For years, Cee Lo Green was the raspy-voiced secret weapon on the Atlanta rap scene, stealing the show on Outkast's first albums and becoming the centerpiece for the group Goodie Mob. When he began to transition from rapper to singer, Green morphed into a major star, lending his voice and personality to two of the definite hits of the past decade: "Crazy" (as a member of the duo Gnarls Barkley) and the current solo smash "F--- You."
Sublime with Rome
MATCU Stage • 8:30 p.m.
Original band members Eric Wilson (bass) and Bud Gaugh (drums, vocals) have recently taken up the Sublime mantle once more, despite protests from the estate of deceased original member Brad Nowell (guitar/vocals). Nevertheless, the new version of Sublime is a faithful tribute to Nowell's memory, with frontman Rome Ramirez filling in capably.
The Lee Boys
FedEx Blues Tent • 2:05 p.m.
Arguably the leading lights on the sacred-steel guitar scene, the Miami-based Lee Boys whip up crowds into a fervor with their scalding, spirited funk/gospel jams. They've become a festival favorite — recently delivering an ecstatic set at the local Folk Alliance Conference — and should be a highlight of this year's festival.

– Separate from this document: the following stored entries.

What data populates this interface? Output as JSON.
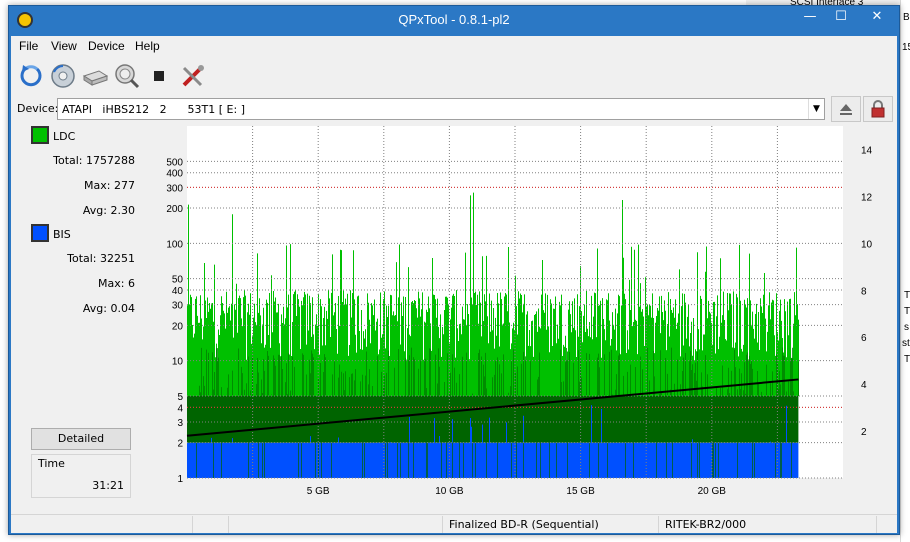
{
  "window": {
    "title": "QPxTool - 0.8.1-pl2",
    "min": "—",
    "max": "☐",
    "close": "✕"
  },
  "menu": [
    "File",
    "View",
    "Device",
    "Help"
  ],
  "toolbar": [
    "refresh-icon",
    "disc-info-icon",
    "drive-icon",
    "scan-icon",
    "stop-icon",
    "settings-tools-icon"
  ],
  "device": {
    "label": "Device:",
    "value": "ATAPI   iHBS212   2      53T1 [ E: ]"
  },
  "legend": {
    "ldc": {
      "name": "LDC",
      "color": "#00c000",
      "total": "Total: 1757288",
      "max": "Max: 277",
      "avg": "Avg: 2.30"
    },
    "bis": {
      "name": "BIS",
      "color": "#0050ff",
      "total": "Total: 32251",
      "max": "Max: 6",
      "avg": "Avg: 0.04"
    }
  },
  "detailed_button": "Detailed",
  "time": {
    "label": "Time",
    "value": "31:21"
  },
  "status": [
    "",
    "",
    "",
    "Finalized BD-R (Sequential)",
    "RITEK-BR2/000",
    ""
  ],
  "background": {
    "top_right": "SCSI Interface 3",
    "edge": [
      "B",
      "15",
      "T",
      "T",
      "s",
      "st",
      "T"
    ]
  },
  "chart_data": {
    "type": "bar",
    "x_ticks": [
      "5 GB",
      "10 GB",
      "15 GB",
      "20 GB"
    ],
    "x_tick_values": [
      5,
      10,
      15,
      20
    ],
    "xlim": [
      0,
      25
    ],
    "y_left_scale": "log",
    "y_left_ticks": [
      "1",
      "2",
      "3",
      "4",
      "5",
      "10",
      "20",
      "30",
      "40",
      "50",
      "100",
      "200",
      "300",
      "400",
      "500"
    ],
    "ylim_left": [
      1,
      1000
    ],
    "y_right_ticks": [
      "2",
      "4",
      "6",
      "8",
      "10",
      "12",
      "14"
    ],
    "ylim_right": [
      0,
      15
    ],
    "data_end_gb": 23.3,
    "grid": true,
    "series": [
      {
        "name": "LDC",
        "color": "#00c000",
        "typical": [
          10,
          40
        ],
        "peak": 277
      },
      {
        "name": "BIS",
        "color": "#0050ff",
        "typical": [
          0,
          2
        ],
        "peak": 6
      },
      {
        "name": "speed",
        "color": "#000000",
        "start": 1.8,
        "end": 4.2
      }
    ]
  }
}
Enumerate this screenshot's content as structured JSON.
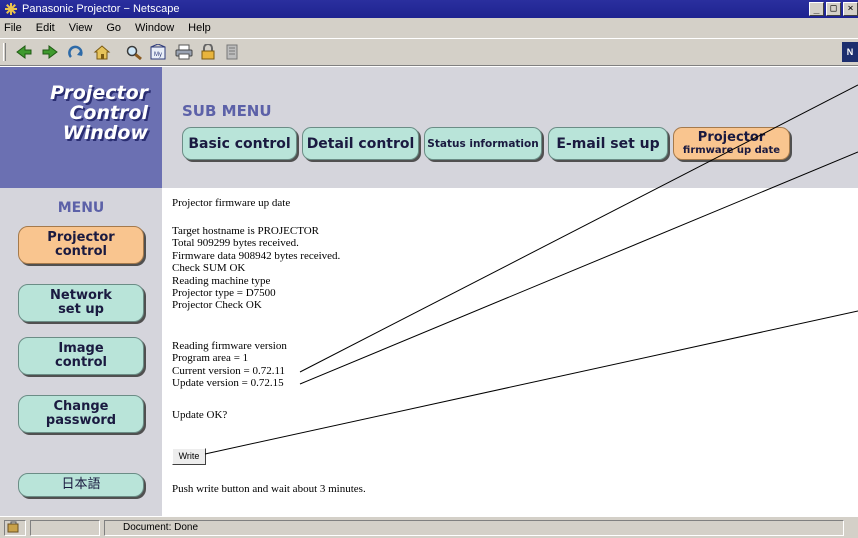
{
  "window": {
    "title": "Panasonic Projector − Netscape"
  },
  "menubar": [
    "File",
    "Edit",
    "View",
    "Go",
    "Window",
    "Help"
  ],
  "toolbar": {
    "icons": [
      "back-icon",
      "forward-icon",
      "reload-icon",
      "home-icon",
      "search-icon",
      "my-netscape-icon",
      "print-icon",
      "security-icon",
      "stop-icon"
    ],
    "my_label": "My",
    "brand": "N"
  },
  "logo": {
    "line1": "Projector",
    "line2": "Control",
    "line3": "Window"
  },
  "submenu": {
    "title": "SUB MENU",
    "buttons": [
      "Basic control",
      "Detail control",
      "Status information",
      "E-mail set up"
    ],
    "active_line1": "Projector",
    "active_line2": "firmware up date"
  },
  "menu": {
    "title": "MENU",
    "projector_control": [
      "Projector",
      "control"
    ],
    "network_setup": [
      "Network",
      "set up"
    ],
    "image_control": [
      "Image",
      "control"
    ],
    "change_password": [
      "Change",
      "password"
    ],
    "japanese": "日本語"
  },
  "content": {
    "heading": "Projector firmware up date",
    "lines": [
      "Target hostname is PROJECTOR",
      "Total 909299 bytes received.",
      "Firmware data 908942 bytes received.",
      "Check SUM OK",
      "Reading machine type",
      "Projector type = D7500",
      "Projector Check OK"
    ],
    "version_lines": [
      "Reading firmware version",
      "Program area = 1",
      "Current version = 0.72.11",
      "Update version = 0.72.15"
    ],
    "confirm": "Update OK?",
    "write_button": "Write",
    "instruction": "Push write button and wait about 3 minutes."
  },
  "statusbar": {
    "text": "Document: Done"
  },
  "colors": {
    "active_button": "#f9c58f",
    "button": "#b9e4d9",
    "logo_panel": "#6b70b2",
    "panel": "#d5d5dc"
  }
}
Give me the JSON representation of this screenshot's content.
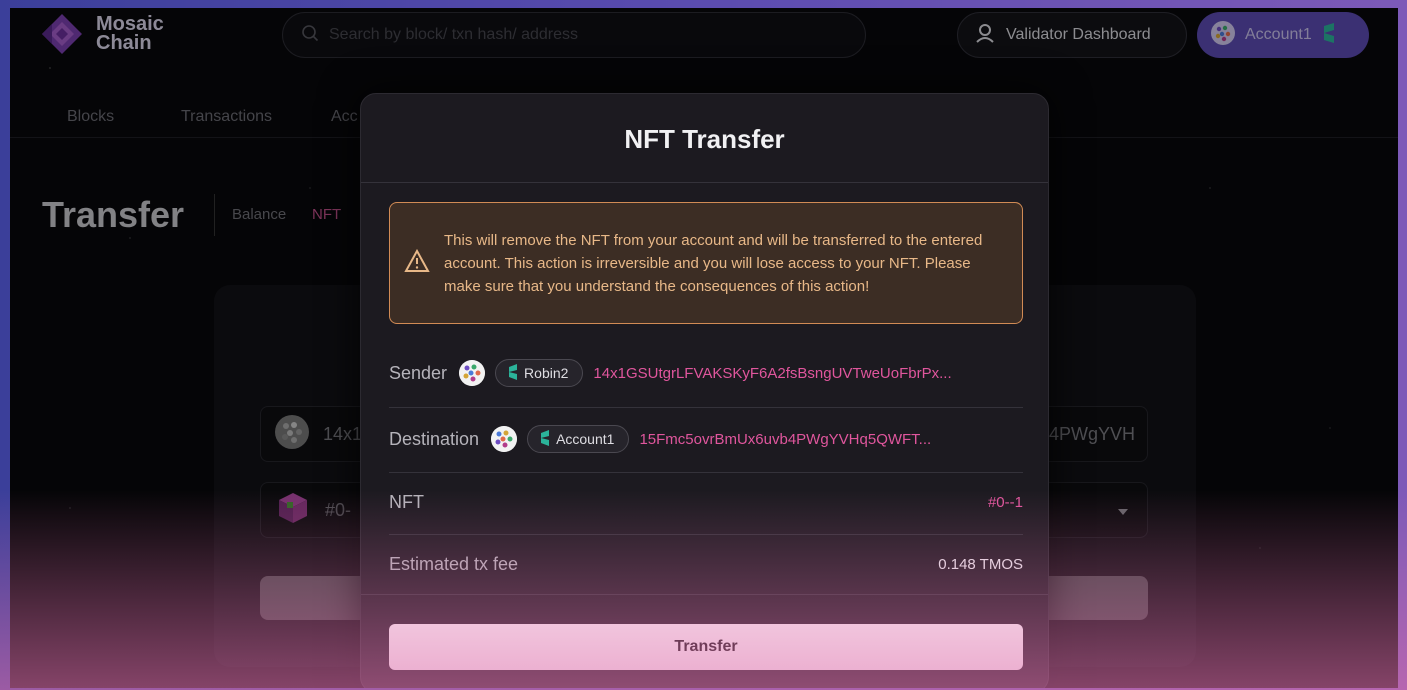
{
  "brand": {
    "name_line1": "Mosaic",
    "name_line2": "Chain"
  },
  "search": {
    "placeholder": "Search by block/ txn hash/ address"
  },
  "header": {
    "validator_label": "Validator Dashboard",
    "account_label": "Account1"
  },
  "nav": {
    "items": [
      "Blocks",
      "Transactions",
      "Acc"
    ]
  },
  "page": {
    "title": "Transfer",
    "crumb_balance": "Balance",
    "crumb_nft": "NFT"
  },
  "background_form": {
    "sender_partial": "14x1",
    "sender_tail": "4PWgYVH",
    "nft_partial": "#0-"
  },
  "modal": {
    "title": "NFT Transfer",
    "warning": "This will remove the NFT from your account and will be transferred to the entered account. This action is irreversible and you will lose access to your NFT. Please make sure that you understand the consequences of this action!",
    "sender_label": "Sender",
    "sender_name": "Robin2",
    "sender_address": "14x1GSUtgrLFVAKSKyF6A2fsBsngUVTweUoFbrPx...",
    "destination_label": "Destination",
    "destination_name": "Account1",
    "destination_address": "15Fmc5ovrBmUx6uvb4PWgYVHq5QWFT...",
    "nft_label": "NFT",
    "nft_value": "#0--1",
    "fee_label": "Estimated tx fee",
    "fee_value": "0.148 TMOS",
    "transfer_button": "Transfer"
  },
  "colors": {
    "accent_pink": "#e0569d",
    "warning_border": "#d18b55",
    "account_purple": "#5b4bb1"
  }
}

FedEx Blues Tent • 3:40 p.m.
Greenwood, Mississippi-born Hubert Sumlin got his start on radio station SWEM in West Memphis, playing with Pat Hare and James Cotton in the 1950s. Howlin' Wolf took Sumlin north to Chicago, and blues guitar hasn't been the same since. Sumlin's unpredictable, twisting riffs and solos — check out "Killing Floor," "Mr. Airplane Man," and "Wang Dang Doodle" for starters — led him to be crowned "King of the Outer Space Guitar." Now approaching 80, Sumlin never ceases to astonish.
FedEx Blues Tent • 5:15 p.m.
A product of the mid-'60s blues/folk revival scene, John Hammond has stayed committed to vintage/classic styles over the decades and is now one of the standard-bearers of traditional blues. Hammond was nominated for "Acoustic Artist of the Year" at the 2011 Blues Music Awards.
FedEx Blues Tent • 7:00 p.m.
Gritty local soul-blues singer Preston Shannon returns to the Beale Street Music Fest after a three-year absence. His most recent album, Be With Me Tonight, is a Dixie-fried slice of R&B heaven.
- Bettye LaVette
FedEx Blues Tent • 8:50 p.m.
Bettye LaVette was a cult-fave soul singer in the '60s but never broke through. An active live performer into the '90s, LaVette found her way back into a studio this decade and recently recorded with the rock band the Drive-By Truckers for her deep-soul testament The Scene of the Crime and followed that up with Interpretations: The British Rock Songbook.
Robert "Wolfman" Belfour
SoCo Blues Shack • 2:30, 3:15, & 4:00 p.m.
Robert "Wolfman" Belfour may not be as well known as some of his fellow north Mississippi blues-scene contemporaries, but he delivers every bit as much straight-to-the-gut wallop. And even now, at over 70 years of age, he's probably still the best pure singer of the lot.
SoCo Blues Shack • 5:00, 5:45, & 6:30 p.m.
Memphis' Eric Hughes is a talented blues harpist and vocalist known for jumping on tables and directly engaging his audience. It remains to be seen what he'll cook up for this year's Beale Street Music Festival.